La población de Estados Unidos apoya de manera ostensible a sus soldados, pero más de ocho años en Irak han revelado una distancia cada vez mayor entre los estadounidenses que participaron en el conflicto y el resto de la sociedad, para el que la guerra está muy lejos.

A pesar de las banderas nacionales y de las cintas amarillas que se portan como muestra de apoyo a las tropas, los ciudadanos tienen cada vez menos contacto con sus uniformados, que representan apenas uno de cada 200 ciudadanos.
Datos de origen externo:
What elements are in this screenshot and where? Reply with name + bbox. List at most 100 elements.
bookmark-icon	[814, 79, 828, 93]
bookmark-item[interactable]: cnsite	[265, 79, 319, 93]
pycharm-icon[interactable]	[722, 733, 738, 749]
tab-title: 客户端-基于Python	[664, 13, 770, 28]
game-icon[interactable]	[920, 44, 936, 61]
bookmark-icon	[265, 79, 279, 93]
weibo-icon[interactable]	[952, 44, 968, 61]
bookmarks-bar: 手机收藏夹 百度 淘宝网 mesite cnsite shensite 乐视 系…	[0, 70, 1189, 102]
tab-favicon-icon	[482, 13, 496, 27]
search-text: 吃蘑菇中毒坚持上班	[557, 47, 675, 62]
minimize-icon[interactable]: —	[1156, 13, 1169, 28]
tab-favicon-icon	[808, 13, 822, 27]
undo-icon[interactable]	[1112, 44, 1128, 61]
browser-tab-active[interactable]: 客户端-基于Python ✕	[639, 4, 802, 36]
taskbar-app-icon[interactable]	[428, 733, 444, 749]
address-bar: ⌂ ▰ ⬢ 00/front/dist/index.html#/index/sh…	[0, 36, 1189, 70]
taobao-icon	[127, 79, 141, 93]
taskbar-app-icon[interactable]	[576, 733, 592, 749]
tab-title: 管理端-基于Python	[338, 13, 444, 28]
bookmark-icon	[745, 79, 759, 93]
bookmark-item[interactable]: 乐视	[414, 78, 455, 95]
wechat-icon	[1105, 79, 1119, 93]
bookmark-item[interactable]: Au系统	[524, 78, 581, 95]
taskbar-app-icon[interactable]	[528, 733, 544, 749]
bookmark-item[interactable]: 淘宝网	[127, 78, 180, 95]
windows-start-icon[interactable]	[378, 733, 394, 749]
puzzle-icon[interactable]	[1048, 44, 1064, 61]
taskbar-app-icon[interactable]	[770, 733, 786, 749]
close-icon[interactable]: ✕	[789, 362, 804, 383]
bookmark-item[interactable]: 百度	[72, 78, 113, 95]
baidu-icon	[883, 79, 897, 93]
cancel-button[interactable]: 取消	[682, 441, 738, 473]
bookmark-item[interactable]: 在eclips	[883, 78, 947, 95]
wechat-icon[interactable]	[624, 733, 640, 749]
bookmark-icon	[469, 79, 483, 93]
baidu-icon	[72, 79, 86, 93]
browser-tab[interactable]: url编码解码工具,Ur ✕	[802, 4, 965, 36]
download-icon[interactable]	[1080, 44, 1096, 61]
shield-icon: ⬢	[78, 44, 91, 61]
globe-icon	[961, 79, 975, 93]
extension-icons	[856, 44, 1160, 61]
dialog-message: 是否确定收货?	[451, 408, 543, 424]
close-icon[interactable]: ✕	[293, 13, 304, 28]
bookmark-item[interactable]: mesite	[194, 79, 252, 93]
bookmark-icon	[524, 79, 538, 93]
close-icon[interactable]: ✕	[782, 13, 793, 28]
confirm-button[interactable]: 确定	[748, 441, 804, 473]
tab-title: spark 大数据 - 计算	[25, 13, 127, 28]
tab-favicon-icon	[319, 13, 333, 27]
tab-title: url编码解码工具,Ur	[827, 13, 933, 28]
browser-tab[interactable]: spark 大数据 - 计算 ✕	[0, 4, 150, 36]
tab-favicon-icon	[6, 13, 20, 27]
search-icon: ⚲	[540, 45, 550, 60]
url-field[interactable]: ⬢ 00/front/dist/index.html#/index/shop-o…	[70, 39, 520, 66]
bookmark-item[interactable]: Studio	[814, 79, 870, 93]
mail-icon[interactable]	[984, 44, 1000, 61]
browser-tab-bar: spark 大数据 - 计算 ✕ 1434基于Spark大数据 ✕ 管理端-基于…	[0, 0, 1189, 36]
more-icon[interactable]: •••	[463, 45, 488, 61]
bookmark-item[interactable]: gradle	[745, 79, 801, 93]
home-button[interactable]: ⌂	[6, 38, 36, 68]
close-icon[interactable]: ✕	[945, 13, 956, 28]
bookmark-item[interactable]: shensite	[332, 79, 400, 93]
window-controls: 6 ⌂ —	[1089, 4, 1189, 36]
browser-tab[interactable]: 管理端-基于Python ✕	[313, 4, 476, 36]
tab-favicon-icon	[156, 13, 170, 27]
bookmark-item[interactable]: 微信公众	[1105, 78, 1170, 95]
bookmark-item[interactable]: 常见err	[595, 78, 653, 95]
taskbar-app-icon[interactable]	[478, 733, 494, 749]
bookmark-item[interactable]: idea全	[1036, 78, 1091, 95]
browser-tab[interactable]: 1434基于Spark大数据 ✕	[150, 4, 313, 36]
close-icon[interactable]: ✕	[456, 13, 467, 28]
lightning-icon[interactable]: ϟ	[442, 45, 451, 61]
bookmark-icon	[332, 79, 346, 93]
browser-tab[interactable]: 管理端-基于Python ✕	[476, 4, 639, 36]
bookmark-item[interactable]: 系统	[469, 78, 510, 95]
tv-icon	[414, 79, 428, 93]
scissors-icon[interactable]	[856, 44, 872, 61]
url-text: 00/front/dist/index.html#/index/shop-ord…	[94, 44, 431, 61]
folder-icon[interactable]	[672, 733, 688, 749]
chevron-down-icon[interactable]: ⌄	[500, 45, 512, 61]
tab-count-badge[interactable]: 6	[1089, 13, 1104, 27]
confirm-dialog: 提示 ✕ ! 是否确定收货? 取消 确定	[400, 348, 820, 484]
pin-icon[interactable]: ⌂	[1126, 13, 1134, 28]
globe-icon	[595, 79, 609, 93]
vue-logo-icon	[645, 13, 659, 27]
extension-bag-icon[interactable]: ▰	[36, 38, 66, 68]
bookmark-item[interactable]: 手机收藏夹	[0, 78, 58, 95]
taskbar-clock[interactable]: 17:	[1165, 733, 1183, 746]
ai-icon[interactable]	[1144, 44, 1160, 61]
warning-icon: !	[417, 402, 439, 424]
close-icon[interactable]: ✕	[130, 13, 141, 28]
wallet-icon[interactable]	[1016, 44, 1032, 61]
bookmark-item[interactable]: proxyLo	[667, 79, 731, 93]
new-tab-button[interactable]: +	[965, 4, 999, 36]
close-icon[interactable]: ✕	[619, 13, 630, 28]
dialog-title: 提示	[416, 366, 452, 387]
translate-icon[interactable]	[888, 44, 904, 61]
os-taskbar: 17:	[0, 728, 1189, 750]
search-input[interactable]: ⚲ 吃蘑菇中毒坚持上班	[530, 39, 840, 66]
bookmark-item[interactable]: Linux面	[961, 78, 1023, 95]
El ex secretario de Defensa, Robert Gates, ha expresado su preocupación en diversas ocasiones. Según él, "para la mayor parte de los estadounidenses, las guerras (en Irak y en Afganistán) son una abstracción, una serie de informaciones distantes y desagradables que nos les afectan personalmente".

Desde el fin del servicio militar obligatorio en 1973, cada vez menos norteamericanos tienen relación con el mundo militar. En 1988, el 40% de los menores de 18 años en edad de alistarse tenían un pariente ex combatiente. Este porcentaje descendía al 18% en 2000 y debería ser poco más de un 10% en el futuro, advirtió Gates, en un discurso ante los estudiantes de la Universidad Duke en septiembre de 2010.

La reorganización de las bases militares en el territorio de Estados Unidos a finales de la guerra fría hizo que ellas se concentraran sobre todo en el sur y centro del país. Como consecuencia, los alistados provenientes de los Estados de esa región, en particular los procedentes del mundo rural o de las pequeñas ciudades, están sobrerrepresentados en relación a los que provienen del noreste industrial o de la costa oeste. Y el ejército suele convertirse en una tradición familiar, donde los hijos de los soldados se unen a su vez a las filas.

Sin solución

La guerra de Irak no solucionó nada. Los estadounidenses, en general, no saben nada de los miles de amputados, de los traumatizados o de las dificultades sociales de los militares más allá de lo que informan los medios.

"Me temo que no nos conocen", no dudó en afirmar el jefe del Estado Mayor Conjunto de EEUU, almirante Mike Mullen, que se jubiló en septiembre. "Creo que no saben la carga que llevamos, el precio que pagamos cuando volvemos de la batalla", agregó en mayo, en la escuela militar de West Point.

Daniel Lagana, ex soldado que participó en varias operaciones en Irak, constata la profundidad de la brecha que le separa del resto de la población todos los días. A los 27 años ha retomado los estudios pagados por el Ejército en la prestigiosa Universidad de Columbia, de Nueva York. Al regresar de su primera misión en 2006, no se sentía cómodo trabajando en un restaurante donde un compañero le reprochaba "haber pasado demasiado tiempo en Irak". Por tanto, volvió a alistarse. Hoy se declara "muy inquieto de la distancia entre la sociedad y los militares".

Bárbara Mujica, profesora de literatura española en la Universidad de Georgetown y consejera de estudiantes veteranos, también constata este "divorcio". "Las guerras continúan y la gente no está ni siquiera al corriente. Hay personas que me preguntan si todavía estamos en Irak", se sorprende esta madre de un ex marine. Según ella, los legisladores lanzan demasiado fácilmente a este Ejército profesional al combate sin medir las consecuencias: "envían a nuestros hijos a luchar sin pensarlo bien, no saben lo que la guerra causa y se esconden tras bellas palabras".

Pero otro peligro amenaza: el de un Ejército politizado. Más republicanos que demócratas (73% frente al 59%) reconocen tener lazos familiares con un soldado. Mullen creyó acertado recordar a los cadetes: "El pueblo es dueño y señor, y debemos permanecer como un instrumento imparcial del Estado, y rendir cuentas a nuestros responsables civiles, sea cual sea el partido en el poder".